Görlitz und das Umland gelten - anders als bei den Hausärzten - im Kinderarzt-Bereich eigentlich nicht als unterversorgt. Laut Zahlen der Kassenärztlichen Vereinigung (KVS) arbeiteten im Frühjahr dieses Jahres 12 Kinderärzte im sogenannten Versorgungsbereich Görlitz/Niederschlesische Oberlausitz, elf von ihnen in Vollzeit. Nach dem KVS-Berechnungsschlüssel ergab das sogar eine Überversorgung. In Niesky ist jetzt der Allgemein- und Kindermediziner Dr. Dietrich Hartmann in Ruhestand gegangen. Für seine Allgemeinarzt-Stunden gibt es einen Nachfolger - nicht aber für die Kinderarztstunden. Wie der Versorgungsgrad jetzt lautet, konnte die KVS auf kurzfristige Anfrage noch nicht sagen, eine Unterversorgung dürfte jedoch nicht gelten.

Heißt auch: Ohne direkten Nachfolger wären mit der Praxis-Schließung von Marion Richter in Görlitz ihre Stunden weggefallen. Was Sören Schlichting nicht hinnehmen wollte. Tatsächlich sieht es in manchen Regionen, zum Beispiel im Bautzener Bereich schlechter aus mit der Kinderarzt-Versorgung. Doch eine Überversorgung kann Schlichting aus seinem Praxisalltag in Görlitz auch nicht gerade bestätigen. Bekannt ist, dass die theoretischen Berechnungen nicht immer zur Realität passen. "Ich dachte, irgendetwas müssen wir tun, wenn wir die Chance behalten wollen, nicht immer am Limit zu arbeiten", erzählte Schlichting im April gegenüber der SZ.

Er hatte bei der KVS angefragt, ob er die Stunden von Marion Richter mit übernehmen könnte. Da er freilich nicht für zwei arbeiten kann, benötigte er dafür eine zweite Ärztin oder einen Arzt. Er fragte bei Ellen Kuscher an.

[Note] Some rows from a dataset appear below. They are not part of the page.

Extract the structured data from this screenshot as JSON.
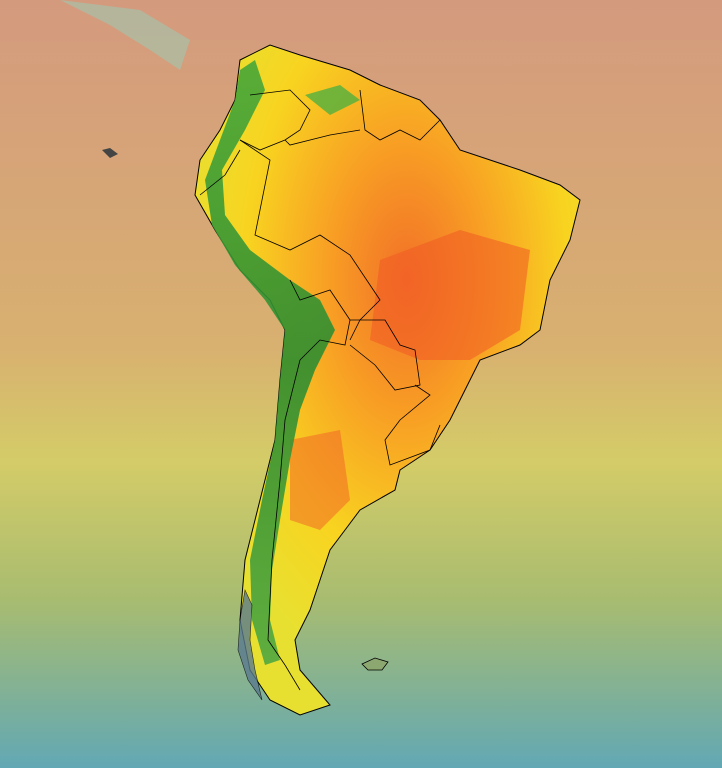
{
  "map": {
    "region": "South America",
    "colors": {
      "ocean_north": "#d4a07a",
      "ocean_mid": "#d8c868",
      "ocean_south": "#6aaab0",
      "land_hot": "#f05020",
      "land_warm": "#f8a020",
      "land_mild": "#f8e020",
      "land_cool": "#40a030",
      "border": "#000000"
    }
  }
}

Manche Patienten kennt die neue Kinderärztin schon

"Es war ein guter Start", fasst sie die ersten Wochen zusammen. "Ich bin gut aufgenommen worden." Für Ellen Kuscher ist die Arbeit in der Praxis etwas Neues und auch wieder nicht. Zu ihren ersten Patienten in Rauschwalde gehörte ein Zwillingspaar, das sie von früher kennt: Nachdem sie in Magdeburg promoviert hatte, arbeitete die heute 39-jährige Kinder- und Jugendmedizinerin früher in der Neugeborenenstation des Städtischen Klinikums Görlitz. So dürften ihr in Zukunft sicher noch einige kleine Patienten begegnen, die sie als Neugeborene schon behandelte. "Jetzt in der Praxis sind aber natürlich die Krankheitsbilder ganz andere als in der Klinik", erklärt sie. Zur Neugeborenenstation gehören beispielsweise Intensivplätze für Kinder, die als Frühchen zur Welt kamen.

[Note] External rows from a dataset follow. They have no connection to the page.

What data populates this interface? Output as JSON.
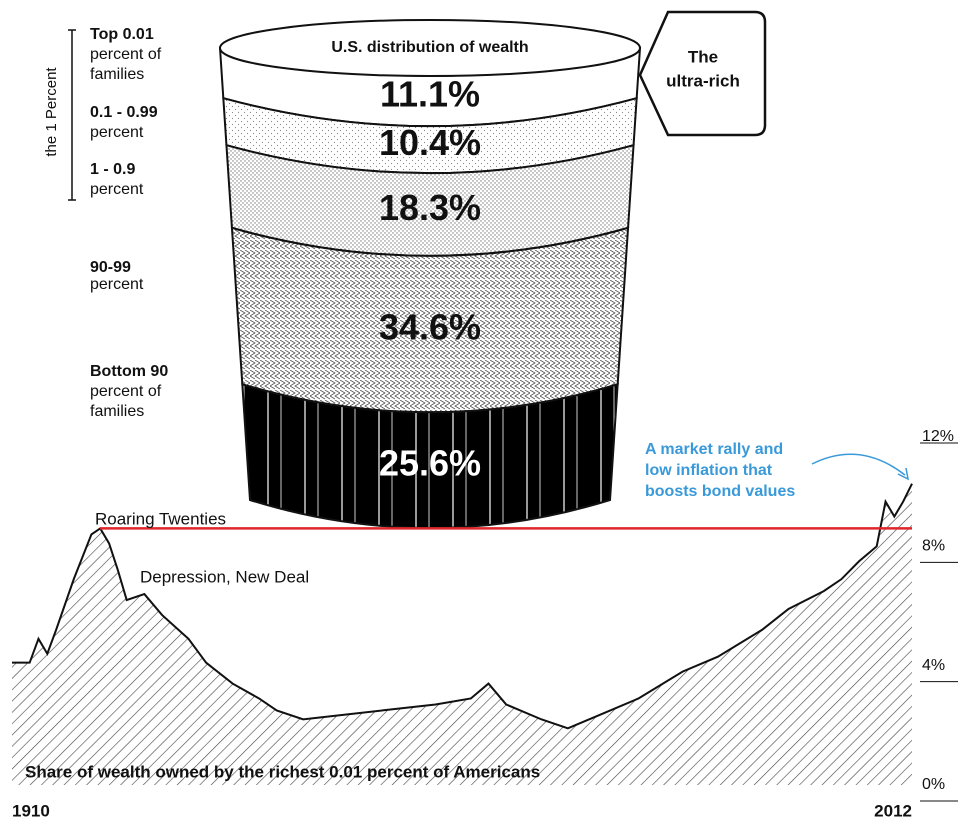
{
  "chart_data": [
    {
      "type": "cup",
      "title": "U.S. distribution of wealth",
      "categories": [
        [
          "Top 0.01",
          "percent of",
          "families"
        ],
        [
          "0.1 - 0.99",
          "percent"
        ],
        [
          "1 - 0.9",
          "percent"
        ],
        [
          "90-99",
          "percent"
        ],
        [
          "Bottom 90",
          "percent of",
          "families"
        ]
      ],
      "values": [
        11.1,
        10.4,
        18.3,
        34.6,
        25.6
      ],
      "value_labels": [
        "11.1%",
        "10.4%",
        "18.3%",
        "34.6%",
        "25.6%"
      ],
      "bracket_label": "the 1 Percent",
      "callout": [
        "The",
        "ultra-rich"
      ]
    },
    {
      "type": "area",
      "title": "Share of wealth owned by the richest 0.01 percent of Americans",
      "x": [
        1910,
        1912,
        1913,
        1914,
        1915,
        1917,
        1919,
        1920,
        1921,
        1922,
        1923,
        1925,
        1927,
        1930,
        1932,
        1935,
        1938,
        1940,
        1943,
        1946,
        1952,
        1958,
        1962,
        1964,
        1966,
        1970,
        1973,
        1977,
        1981,
        1986,
        1990,
        1995,
        1998,
        2002,
        2004,
        2006,
        2008,
        2009,
        2010,
        2011,
        2012
      ],
      "values": [
        4.1,
        4.1,
        4.9,
        4.4,
        5.2,
        6.9,
        8.4,
        8.6,
        8.1,
        7.2,
        6.2,
        6.4,
        5.7,
        4.9,
        4.1,
        3.4,
        2.9,
        2.5,
        2.2,
        2.3,
        2.5,
        2.7,
        2.9,
        3.4,
        2.7,
        2.2,
        1.9,
        2.4,
        2.9,
        3.8,
        4.3,
        5.2,
        5.9,
        6.5,
        6.9,
        7.5,
        8.0,
        9.5,
        9.0,
        9.5,
        10.1
      ],
      "color": "#111111",
      "xlim": [
        1910,
        2012
      ],
      "xticks": [
        1910,
        2012
      ],
      "ylim": [
        0,
        12
      ],
      "yticks": [
        {
          "value": 0,
          "label": "0%"
        },
        {
          "value": 4,
          "label": "4%"
        },
        {
          "value": 8,
          "label": "8%"
        },
        {
          "value": 12,
          "label": "12%"
        }
      ],
      "reference_line": {
        "value": 8.6,
        "color": "#e0262a"
      },
      "annotations": [
        "Roaring Twenties",
        "Depression, New Deal"
      ],
      "highlight_note": {
        "lines": [
          "A market rally and",
          "low inflation that",
          "boosts bond values"
        ],
        "color": "#3a9ad9"
      }
    }
  ]
}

Eine Arbeit, die Ellen Kuscher gerne machte, erzählt sie. Doch das Schichtsystem einer Klinik war für die zweifache Mutter schließlich nicht mehr das Richtige. 2020 wechselte sie zum Landkreis Görlitz in den Kinder- und Jugendärztlichen Dienst. Ellen Kuscher lebt mit ihrer Familie in Niesky und war im Norden des Kreises beispielsweise zuständig für die Schuleingangsuntersuchungen oder Gutachten für Kinder, die eine besondere Förderung benötigen.

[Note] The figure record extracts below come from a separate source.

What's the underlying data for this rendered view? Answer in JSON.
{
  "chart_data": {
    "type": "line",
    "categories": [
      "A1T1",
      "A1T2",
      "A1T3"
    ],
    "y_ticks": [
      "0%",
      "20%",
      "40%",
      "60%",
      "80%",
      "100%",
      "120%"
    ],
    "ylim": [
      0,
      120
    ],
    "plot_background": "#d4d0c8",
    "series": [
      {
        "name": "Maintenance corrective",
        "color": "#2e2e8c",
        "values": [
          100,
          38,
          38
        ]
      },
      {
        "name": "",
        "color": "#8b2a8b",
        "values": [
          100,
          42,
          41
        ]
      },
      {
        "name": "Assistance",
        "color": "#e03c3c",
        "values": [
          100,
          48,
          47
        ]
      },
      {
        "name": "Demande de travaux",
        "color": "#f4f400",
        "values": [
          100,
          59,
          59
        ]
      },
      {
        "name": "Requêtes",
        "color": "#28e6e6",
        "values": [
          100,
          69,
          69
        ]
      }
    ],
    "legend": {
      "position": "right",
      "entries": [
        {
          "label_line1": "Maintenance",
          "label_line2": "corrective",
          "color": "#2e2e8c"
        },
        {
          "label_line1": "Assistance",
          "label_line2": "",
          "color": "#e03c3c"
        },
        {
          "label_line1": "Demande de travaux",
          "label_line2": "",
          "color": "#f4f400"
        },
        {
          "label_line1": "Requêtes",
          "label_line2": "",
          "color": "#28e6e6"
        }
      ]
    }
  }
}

Entspannung für Görlitzer Kinderarzt-Lage

Und dann kam die Anfrage von Sören Schlichting. Ihn kennt sie aus ihrer Zeit vom Städtischen Klinikum, wo auch er früher gearbeitet hatte. Auch Praxis und das Personal in Rauschwalde kennt sie von früher, da sie bereits eine Urlaubsvertretung übernommen hatte. "Ich hatte schon eine Weile darüber nachgedacht, dass ich gerne wieder mehr behandeln möchte", mehr Praxis, im wahrsten Sinne. "Aber ich weiß nicht, ob ich den Schritt alleine gewagt hätte." Besonders eine Sache hatte sie umgetrieben: Selbständiger Arzt zu sein, bedeutet viel Bürokratie. "Davor hatte ich wirklich Bedenken." In der Rauschwalder Praxis ist Ellen Kuscher angestellte Ärztin, "dadurch komme ich um die bürokratischen Aufgaben ein bisschen drumherum", erzählt sie mit einem Lachen.

Insgesamt, so ist es gedacht, soll sich mit Ellen Kuschers Start die Lage in den Kinderarzt-Praxen in Görlitz etwas entspannen: Sie konnte erst im Juli beginnen, Marion Richter ging zu Ende März in den Ruhestand. In der Zwischenzeit galt die Regelung, dass ihre ehemaligen Patienten sich in dringenden Fällen auch an alle anderen Kinderärzte in der Stadt wenden konnten, quasi um das Patientenaufkommen etwas zu verteilen - bis Ellen Kuscher als Nachfolgerin startet.